Lihat saja, bahkan Jungkook yang biasa berkata dengan super semangat, kali ini terdengar begitu lemah dan lesu. Apa dia sakit?

Tak ingin sok terlihat perhatian dan khawatir, Yoojung ingin memastikan sesuatu, jadi ia bertanya, "Apakah kau lapar. Akan kubuatkan makan siang untukmu."

Jungkook menghela nafas panjang. Menatap lemah Yoojung dan menggeleng pelan. "Aku tak lapar." Lantas menjatuhkan tubuhnya di atas sofa untuk tidur memeluk boneka donat milik Yoojung. Namun matanya masih terbukan dengan pandangan yang terkesan-bagaimana mengatakannya ya, seperti seseorang yang depresi.

Ini tidak seperti Jungkook yang biasanya. Yoojung terdiam dan memutuskan untuk mengabaikannya saja. Ia akan menanyakannya jika Jungkook sudah kembali normal.

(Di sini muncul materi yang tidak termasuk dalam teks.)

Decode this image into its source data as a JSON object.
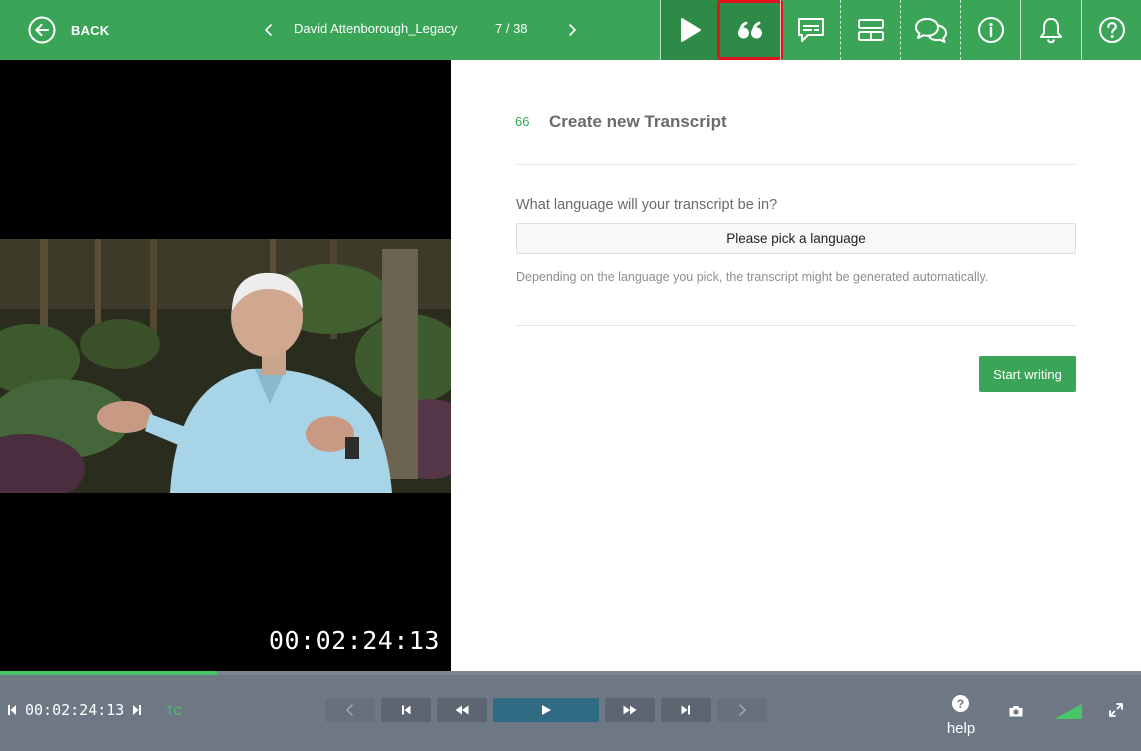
{
  "topbar": {
    "back_label": "BACK",
    "document_title": "David Attenborough_Legacy",
    "document_position": "7 / 38",
    "tools": [
      {
        "name": "play-icon",
        "selected": false
      },
      {
        "name": "quote-icon",
        "selected": true
      },
      {
        "name": "subtitles-icon",
        "selected": false
      },
      {
        "name": "layout-icon",
        "selected": false
      },
      {
        "name": "comments-icon",
        "selected": false
      },
      {
        "name": "info-icon",
        "selected": false
      },
      {
        "name": "bell-icon",
        "selected": false
      },
      {
        "name": "help-icon",
        "selected": false
      }
    ]
  },
  "video": {
    "timecode": "00:02:24:13"
  },
  "panel": {
    "quote_glyph": "66",
    "title": "Create new Transcript",
    "question": "What language will your transcript be in?",
    "language_placeholder": "Please pick a language",
    "hint": "Depending on the language you pick, the transcript might be generated automatically.",
    "start_button": "Start writing"
  },
  "player": {
    "timecode": "00:02:24:13",
    "timecode_mode": "TC",
    "progress": 0.19,
    "help_label": "help",
    "help_glyph": "?",
    "controls": [
      "previous",
      "skip-to-start",
      "rewind",
      "play",
      "fast-forward",
      "skip-to-end",
      "next"
    ]
  },
  "colors": {
    "brand_green": "#3aa557",
    "selected_outline": "#e0141e",
    "player_bg": "#6e7884",
    "progress": "#49c469",
    "play_button": "#2f6b82"
  }
}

Begitu Yoojung telah masuk ke dalam kamar dan terdengar pintu kamar yang ditutup, Jungkook menghela nafas panjang untuk yang kesekian kalinya. Pikirannya terus melayang pada kejadian beberapa jam yang lalu.

"Mengapa kau mendatangiku, ibu?" gumamnya sangat pelan.

Bayangan ibunya, Oh Rayoung yang tersenyum canggung terus terngiang. Bahkan suara perempuan itu yang memanggil namanya.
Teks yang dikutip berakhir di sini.